Cultural Heritage Sites of Ancient Khuttal
- Location: Tajikistan
- Criteria: ii, iii
- Reference: 1627
- Inscription: 2025 (47th Session)
- Coordinates: 37°44′38″N 69°17′53″E﻿ / ﻿37.744°N 69.298°E

= Khuttal =

Medieval region and principality in present-day southwest Tajikistan

Khuttal, frequently also in the plural form Khuttalan (and variants such as Khutlan, Khatlan, in Chinese sources K'o-tut-lo) was a medieval region and principality on the north bank of the river Oxus (modern Amu Darya), lying between its tributaries Vakhsh and Panj. It corresponds roughly to the modern Khatlon Province of Tajikistan.

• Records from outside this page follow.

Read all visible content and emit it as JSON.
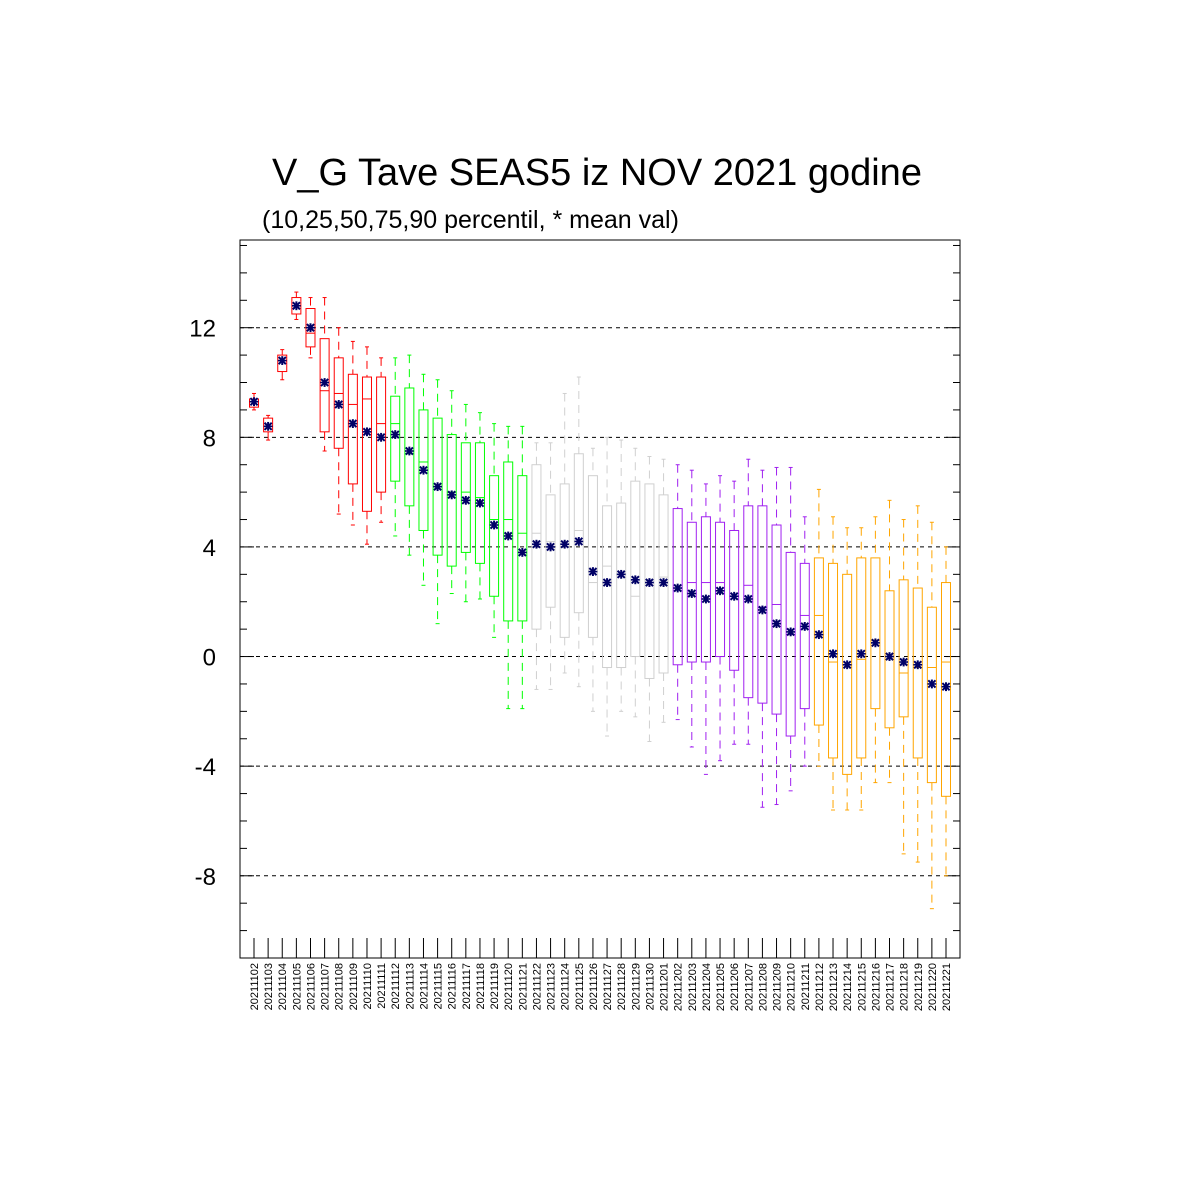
{
  "chart_data": {
    "type": "box",
    "title": "V_G Tave SEAS5 iz NOV 2021 godine",
    "subtitle": "(10,25,50,75,90 percentil, * mean val)",
    "ylim": [
      -11,
      15.2
    ],
    "yticks": [
      -8,
      -4,
      0,
      4,
      8,
      12
    ],
    "ytick_labels": [
      "-8",
      "-4",
      "0",
      "4",
      "8",
      "12"
    ],
    "grid": "horizontal dashed at major ticks",
    "mean_marker": "*",
    "colors": {
      "red": "#ff0000",
      "green": "#00ff00",
      "gray": "#d0d0d0",
      "purple": "#a020f0",
      "orange": "#ffa500",
      "mean": "#000066"
    },
    "categories": [
      "20211102",
      "20211103",
      "20211104",
      "20211105",
      "20211106",
      "20211107",
      "20211108",
      "20211109",
      "20211110",
      "20211111",
      "20211112",
      "20211113",
      "20211114",
      "20211115",
      "20211116",
      "20211117",
      "20211118",
      "20211119",
      "20211120",
      "20211121",
      "20211122",
      "20211123",
      "20211124",
      "20211125",
      "20211126",
      "20211127",
      "20211128",
      "20211129",
      "20211130",
      "20211201",
      "20211202",
      "20211203",
      "20211204",
      "20211205",
      "20211206",
      "20211207",
      "20211208",
      "20211209",
      "20211210",
      "20211211",
      "20211212",
      "20211213",
      "20211214",
      "20211215",
      "20211216",
      "20211217",
      "20211218",
      "20211219",
      "20211220",
      "20211221"
    ],
    "boxes": [
      {
        "p10": 9.0,
        "p25": 9.1,
        "p50": 9.3,
        "p75": 9.4,
        "p90": 9.6,
        "mean": 9.3,
        "color": "red"
      },
      {
        "p10": 7.9,
        "p25": 8.2,
        "p50": 8.4,
        "p75": 8.7,
        "p90": 8.8,
        "mean": 8.4,
        "color": "red"
      },
      {
        "p10": 10.1,
        "p25": 10.4,
        "p50": 10.8,
        "p75": 11.0,
        "p90": 11.2,
        "mean": 10.8,
        "color": "red"
      },
      {
        "p10": 12.3,
        "p25": 12.5,
        "p50": 12.8,
        "p75": 13.1,
        "p90": 13.3,
        "mean": 12.8,
        "color": "red"
      },
      {
        "p10": 10.9,
        "p25": 11.3,
        "p50": 11.8,
        "p75": 12.7,
        "p90": 13.1,
        "mean": 12.0,
        "color": "red"
      },
      {
        "p10": 7.5,
        "p25": 8.2,
        "p50": 9.7,
        "p75": 11.6,
        "p90": 13.1,
        "mean": 10.0,
        "color": "red"
      },
      {
        "p10": 5.2,
        "p25": 7.6,
        "p50": 9.6,
        "p75": 10.9,
        "p90": 12.0,
        "mean": 9.2,
        "color": "red"
      },
      {
        "p10": 4.8,
        "p25": 6.3,
        "p50": 9.2,
        "p75": 10.3,
        "p90": 11.5,
        "mean": 8.5,
        "color": "red"
      },
      {
        "p10": 4.1,
        "p25": 5.3,
        "p50": 9.4,
        "p75": 10.2,
        "p90": 11.3,
        "mean": 8.2,
        "color": "red"
      },
      {
        "p10": 4.9,
        "p25": 6.0,
        "p50": 8.5,
        "p75": 10.2,
        "p90": 10.9,
        "mean": 8.0,
        "color": "red"
      },
      {
        "p10": 4.4,
        "p25": 6.4,
        "p50": 8.5,
        "p75": 9.5,
        "p90": 10.9,
        "mean": 8.1,
        "color": "green"
      },
      {
        "p10": 3.7,
        "p25": 5.5,
        "p50": 7.4,
        "p75": 9.8,
        "p90": 11.0,
        "mean": 7.5,
        "color": "green"
      },
      {
        "p10": 2.6,
        "p25": 4.6,
        "p50": 7.1,
        "p75": 9.0,
        "p90": 10.3,
        "mean": 6.8,
        "color": "green"
      },
      {
        "p10": 1.2,
        "p25": 3.7,
        "p50": 6.2,
        "p75": 8.7,
        "p90": 10.1,
        "mean": 6.2,
        "color": "green"
      },
      {
        "p10": 2.3,
        "p25": 3.3,
        "p50": 6.0,
        "p75": 8.1,
        "p90": 9.7,
        "mean": 5.9,
        "color": "green"
      },
      {
        "p10": 2.0,
        "p25": 3.8,
        "p50": 6.0,
        "p75": 7.8,
        "p90": 9.2,
        "mean": 5.7,
        "color": "green"
      },
      {
        "p10": 2.1,
        "p25": 3.4,
        "p50": 5.8,
        "p75": 7.8,
        "p90": 8.9,
        "mean": 5.6,
        "color": "green"
      },
      {
        "p10": 0.7,
        "p25": 2.2,
        "p50": 5.0,
        "p75": 6.6,
        "p90": 8.5,
        "mean": 4.8,
        "color": "green"
      },
      {
        "p10": -1.9,
        "p25": 1.3,
        "p50": 5.0,
        "p75": 7.1,
        "p90": 8.4,
        "mean": 4.4,
        "color": "green"
      },
      {
        "p10": -1.9,
        "p25": 1.3,
        "p50": 4.5,
        "p75": 6.6,
        "p90": 8.4,
        "mean": 3.8,
        "color": "green"
      },
      {
        "p10": -1.2,
        "p25": 1.0,
        "p50": 4.5,
        "p75": 7.0,
        "p90": 7.8,
        "mean": 4.1,
        "color": "gray"
      },
      {
        "p10": -1.2,
        "p25": 1.8,
        "p50": 4.2,
        "p75": 5.9,
        "p90": 7.8,
        "mean": 4.0,
        "color": "gray"
      },
      {
        "p10": -0.6,
        "p25": 0.7,
        "p50": 4.2,
        "p75": 6.3,
        "p90": 9.6,
        "mean": 4.1,
        "color": "gray"
      },
      {
        "p10": -1.1,
        "p25": 1.6,
        "p50": 4.6,
        "p75": 7.4,
        "p90": 10.2,
        "mean": 4.2,
        "color": "gray"
      },
      {
        "p10": -2.0,
        "p25": 0.7,
        "p50": 2.7,
        "p75": 6.6,
        "p90": 7.6,
        "mean": 3.1,
        "color": "gray"
      },
      {
        "p10": -2.9,
        "p25": -0.4,
        "p50": 3.3,
        "p75": 5.5,
        "p90": 8.0,
        "mean": 2.7,
        "color": "gray"
      },
      {
        "p10": -2.0,
        "p25": -0.4,
        "p50": 3.0,
        "p75": 5.6,
        "p90": 7.9,
        "mean": 3.0,
        "color": "gray"
      },
      {
        "p10": -2.2,
        "p25": 0.0,
        "p50": 2.2,
        "p75": 6.4,
        "p90": 7.6,
        "mean": 2.8,
        "color": "gray"
      },
      {
        "p10": -3.1,
        "p25": -0.8,
        "p50": 2.8,
        "p75": 6.3,
        "p90": 7.3,
        "mean": 2.7,
        "color": "gray"
      },
      {
        "p10": -2.4,
        "p25": -0.6,
        "p50": 2.9,
        "p75": 5.9,
        "p90": 7.2,
        "mean": 2.7,
        "color": "gray"
      },
      {
        "p10": -2.3,
        "p25": -0.3,
        "p50": 2.5,
        "p75": 5.4,
        "p90": 7.0,
        "mean": 2.5,
        "color": "purple"
      },
      {
        "p10": -3.3,
        "p25": -0.2,
        "p50": 2.7,
        "p75": 4.9,
        "p90": 6.8,
        "mean": 2.3,
        "color": "purple"
      },
      {
        "p10": -4.3,
        "p25": -0.2,
        "p50": 2.7,
        "p75": 5.1,
        "p90": 6.3,
        "mean": 2.1,
        "color": "purple"
      },
      {
        "p10": -3.8,
        "p25": 0.0,
        "p50": 2.7,
        "p75": 4.9,
        "p90": 6.6,
        "mean": 2.4,
        "color": "purple"
      },
      {
        "p10": -3.2,
        "p25": -0.5,
        "p50": 2.2,
        "p75": 4.6,
        "p90": 6.4,
        "mean": 2.2,
        "color": "purple"
      },
      {
        "p10": -3.2,
        "p25": -1.5,
        "p50": 2.6,
        "p75": 5.5,
        "p90": 7.2,
        "mean": 2.1,
        "color": "purple"
      },
      {
        "p10": -5.5,
        "p25": -1.7,
        "p50": 1.8,
        "p75": 5.5,
        "p90": 6.8,
        "mean": 1.7,
        "color": "purple"
      },
      {
        "p10": -5.4,
        "p25": -2.1,
        "p50": 1.9,
        "p75": 4.8,
        "p90": 6.9,
        "mean": 1.2,
        "color": "purple"
      },
      {
        "p10": -4.9,
        "p25": -2.9,
        "p50": 0.8,
        "p75": 3.8,
        "p90": 6.9,
        "mean": 0.9,
        "color": "purple"
      },
      {
        "p10": -4.0,
        "p25": -1.9,
        "p50": 1.5,
        "p75": 3.4,
        "p90": 5.1,
        "mean": 1.1,
        "color": "purple"
      },
      {
        "p10": -4.0,
        "p25": -2.5,
        "p50": 1.5,
        "p75": 3.6,
        "p90": 6.1,
        "mean": 0.8,
        "color": "orange"
      },
      {
        "p10": -5.6,
        "p25": -3.7,
        "p50": -0.2,
        "p75": 3.4,
        "p90": 5.1,
        "mean": 0.1,
        "color": "orange"
      },
      {
        "p10": -5.6,
        "p25": -4.3,
        "p50": -0.3,
        "p75": 3.0,
        "p90": 4.7,
        "mean": -0.3,
        "color": "orange"
      },
      {
        "p10": -5.6,
        "p25": -3.7,
        "p50": -0.1,
        "p75": 3.6,
        "p90": 4.7,
        "mean": 0.1,
        "color": "orange"
      },
      {
        "p10": -4.6,
        "p25": -1.9,
        "p50": 0.6,
        "p75": 3.6,
        "p90": 5.1,
        "mean": 0.5,
        "color": "orange"
      },
      {
        "p10": -4.6,
        "p25": -2.6,
        "p50": 0.0,
        "p75": 2.4,
        "p90": 5.7,
        "mean": 0.0,
        "color": "orange"
      },
      {
        "p10": -7.2,
        "p25": -2.2,
        "p50": -0.6,
        "p75": 2.8,
        "p90": 5.0,
        "mean": -0.2,
        "color": "orange"
      },
      {
        "p10": -7.5,
        "p25": -3.7,
        "p50": -0.4,
        "p75": 2.5,
        "p90": 5.5,
        "mean": -0.3,
        "color": "orange"
      },
      {
        "p10": -9.2,
        "p25": -4.6,
        "p50": -0.4,
        "p75": 1.8,
        "p90": 4.9,
        "mean": -1.0,
        "color": "orange"
      },
      {
        "p10": -8.0,
        "p25": -5.1,
        "p50": -0.2,
        "p75": 2.7,
        "p90": 4.0,
        "mean": -1.1,
        "color": "orange"
      }
    ]
  }
}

The pre-Islamic Principality of Khuttal played an active role, sometimes as an ally, sometimes as an enemy, of the Umayyads during the Muslim conquest of Transoxiana, and it was not until 750/1 that the Abbasids finally established direct control over it. A branch of the Banijurids of Tokharistan ruled over the area under the Abbasids, and acknowledged the suzerainty of the Samanids in the 10th century. The area apparently retained an autonomous line of rulers in the 11th–12th centuries, when it came first under the loose control of the Ghaznavids, and after the middle of the 11th century of the Seljuq Empire. With the decline of Seljuq power, Khuttal passed to the control of the Ghurids and the Khwarazmshahs, under whom no native princely line is known. In the 13th century Khuttal became a part of the Mongol Empire and of its successor, the Chagatai Khanate, emerging once again as an autonomous principality following the latter's disintegration in the mid-14th century. In the 16th century, the Shaybanids took over Khuttal, and the name itself ceases to be used, being replaced by Kulob.

In 2025, eleven archaeological sites associated with medieval Khuttal (including "Buddhist temples, palaces, settlements, manufacturing centres, and caravanserais") were designated as a World Heritage Site under the title "Cultural Heritage Sites of Ancient Khuttal".